8. Sacco and Vanzetti
It's been nearly 100 years since the anarchists Bartolomeo Vanzetti and Nicola Sacco were sentenced to death for the murder and armed robbery and sentenced to death. But their trial and conviction are still discussed and debated in both history classrooms and the culture at large. The men each penned several letters maintaining their innocence up until their deaths, and in 1977, then-Massachusetts Governor Michael Dukakis issued a proclamation that the pair had been wrongly convicted. A two-part television drama about the case aired back in 1960, but if The People v. O.J. taught us anything, it's that Murphy is an expert at depicting the unconscious biases of members of a jury.

9. Martin Luther King, Jr.'s assassination
We'll never know just how large of an impact King's murder in Memphis, Tennessee on April 4, 1968, and the nationwide riots that followed, had on the Civil Rights movement of that decade. But suffice it to say, many of the battles that King was fighting are far from over. His killer, James Earl Ray, was a racist and segregationist who pled guilty but later recanted his confession. He died in prison in 1998, having served 29 years of a 99-year sentence.
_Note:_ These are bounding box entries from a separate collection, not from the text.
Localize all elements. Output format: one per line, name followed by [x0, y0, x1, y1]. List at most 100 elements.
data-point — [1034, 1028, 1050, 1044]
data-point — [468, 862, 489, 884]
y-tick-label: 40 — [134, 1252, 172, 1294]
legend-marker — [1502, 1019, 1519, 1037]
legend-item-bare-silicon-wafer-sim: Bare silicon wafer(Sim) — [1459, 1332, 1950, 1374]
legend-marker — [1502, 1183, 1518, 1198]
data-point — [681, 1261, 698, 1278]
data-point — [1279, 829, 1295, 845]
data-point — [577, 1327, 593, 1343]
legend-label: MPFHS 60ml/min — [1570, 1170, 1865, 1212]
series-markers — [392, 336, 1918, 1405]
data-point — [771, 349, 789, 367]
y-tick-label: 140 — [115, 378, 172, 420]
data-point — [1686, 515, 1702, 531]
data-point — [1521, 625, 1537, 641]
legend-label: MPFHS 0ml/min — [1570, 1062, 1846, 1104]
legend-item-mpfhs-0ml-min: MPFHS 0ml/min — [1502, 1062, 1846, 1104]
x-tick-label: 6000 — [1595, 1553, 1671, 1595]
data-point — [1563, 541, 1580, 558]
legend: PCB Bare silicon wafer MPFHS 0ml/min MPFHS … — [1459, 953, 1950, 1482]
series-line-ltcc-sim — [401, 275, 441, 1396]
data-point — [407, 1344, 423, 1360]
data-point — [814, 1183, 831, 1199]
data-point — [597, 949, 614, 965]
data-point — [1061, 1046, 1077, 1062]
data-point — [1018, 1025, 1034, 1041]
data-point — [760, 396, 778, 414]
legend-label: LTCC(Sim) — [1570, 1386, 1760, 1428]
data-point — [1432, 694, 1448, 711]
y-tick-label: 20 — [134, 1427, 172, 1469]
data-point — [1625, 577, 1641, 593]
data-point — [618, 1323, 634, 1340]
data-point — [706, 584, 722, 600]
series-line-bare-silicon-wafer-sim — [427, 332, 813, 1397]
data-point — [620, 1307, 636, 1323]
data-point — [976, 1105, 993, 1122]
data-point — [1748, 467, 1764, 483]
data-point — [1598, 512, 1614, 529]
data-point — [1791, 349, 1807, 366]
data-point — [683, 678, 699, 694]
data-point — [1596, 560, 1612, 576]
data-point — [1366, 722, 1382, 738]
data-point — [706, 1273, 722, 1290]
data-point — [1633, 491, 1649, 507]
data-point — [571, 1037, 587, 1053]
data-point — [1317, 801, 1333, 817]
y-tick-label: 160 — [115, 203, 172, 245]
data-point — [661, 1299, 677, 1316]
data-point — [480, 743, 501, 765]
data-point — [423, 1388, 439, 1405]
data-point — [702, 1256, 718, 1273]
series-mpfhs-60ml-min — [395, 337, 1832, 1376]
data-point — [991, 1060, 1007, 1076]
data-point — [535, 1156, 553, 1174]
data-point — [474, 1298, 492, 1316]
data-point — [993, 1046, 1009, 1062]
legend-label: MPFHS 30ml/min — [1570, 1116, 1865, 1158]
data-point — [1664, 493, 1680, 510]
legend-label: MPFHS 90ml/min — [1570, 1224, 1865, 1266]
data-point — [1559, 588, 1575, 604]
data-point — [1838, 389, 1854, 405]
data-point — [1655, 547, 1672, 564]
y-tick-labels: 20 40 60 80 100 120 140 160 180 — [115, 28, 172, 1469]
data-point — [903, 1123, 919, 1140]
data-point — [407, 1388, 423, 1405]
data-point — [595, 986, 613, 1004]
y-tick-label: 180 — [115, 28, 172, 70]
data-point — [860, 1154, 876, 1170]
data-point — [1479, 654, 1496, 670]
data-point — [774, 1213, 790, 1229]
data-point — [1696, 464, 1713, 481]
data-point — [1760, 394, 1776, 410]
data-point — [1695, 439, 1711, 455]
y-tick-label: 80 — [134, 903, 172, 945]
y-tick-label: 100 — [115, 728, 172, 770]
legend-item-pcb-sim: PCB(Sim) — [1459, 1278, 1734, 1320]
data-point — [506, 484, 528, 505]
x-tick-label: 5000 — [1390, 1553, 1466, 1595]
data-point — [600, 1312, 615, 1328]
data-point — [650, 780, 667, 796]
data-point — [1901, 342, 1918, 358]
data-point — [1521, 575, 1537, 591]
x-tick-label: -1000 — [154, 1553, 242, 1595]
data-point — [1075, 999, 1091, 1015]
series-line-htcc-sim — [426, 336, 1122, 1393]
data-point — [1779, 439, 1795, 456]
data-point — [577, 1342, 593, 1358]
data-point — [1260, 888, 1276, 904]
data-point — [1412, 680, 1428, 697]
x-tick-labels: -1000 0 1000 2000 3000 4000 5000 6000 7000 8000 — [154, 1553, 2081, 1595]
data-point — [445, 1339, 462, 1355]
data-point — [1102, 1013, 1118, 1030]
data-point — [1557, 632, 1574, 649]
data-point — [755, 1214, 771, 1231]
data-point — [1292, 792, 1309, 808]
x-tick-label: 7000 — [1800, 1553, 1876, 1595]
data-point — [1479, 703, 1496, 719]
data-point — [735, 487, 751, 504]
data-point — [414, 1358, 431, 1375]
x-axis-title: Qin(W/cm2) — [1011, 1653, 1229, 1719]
10. Richard Nixon's resignation
Comparisons of current events to the Watergate scandal are aplenty nowadays, so this might be the perfect time for Ryan Murphy to show people exactly what it was that led to the resignation of the 37th U.S. president, Richard Nixon, on August 9, 1974. Two years prior, five men were caught breaking into the Watergate complex in Washington, D.C., which housed the headquarters of the Democratic Party. An investigation later revealed that Nixon's re-election committee, and the president himself, were involved in the break-in, in an attempt to sabotage their political opponents.

11. The Oklahoma City bombing
Years before 9/11, the country was horrified by a bombing at the Alfred P. Murrah Federal Building in Oklahoma City on April 19, 1995 that killed nearly 170 people and injured nearly 700 more. Perpetrated by Timothy McVeigh, who said he carried out the truck bombing to express his hatred for the American government, the bombing stands as the deadliest incident of domestic terrorism in the United States. McVeigh was executed in 2001, and his co-conspirator, Terry Nichols, was sentenced to life in prison in 2004.

Caylee Anthony
Orlando Sentinel, MCT via Getty Images

12. Caylee Anthony's death
In a case that gripped (and disgusted) the entire country, 2-year-old Caylee Anthony went missing from her Florida home in June 2008, though her mother Casey didn't officially report her disappearance until a month later. Even before Caylee's remains were found in December of that year with duct tape on the skull, Casey Anthony was charged with the first-degree murder of her daughter. In a verdict that stunned the nation to the same degree O.J. Simpson's acquittal did decades prior, she was found not guilty in July 2011 and released from prison later that month.

13. Jeffrey Dahmer
Maybe the story of serial killer Jeffrey Dahmer is more in the wheelhouse of American Horror Storythan American Crime Story, but we'd be interested to see Murphy's handling of the story behind the "Milwaukee Cannibal," who was guilty of raping, murdering and dismembering nearly 20 men and boys between 1978 and 1991. In 1992, he received a life sentence 15 times over and was beaten to death by a fellow inmate two years later.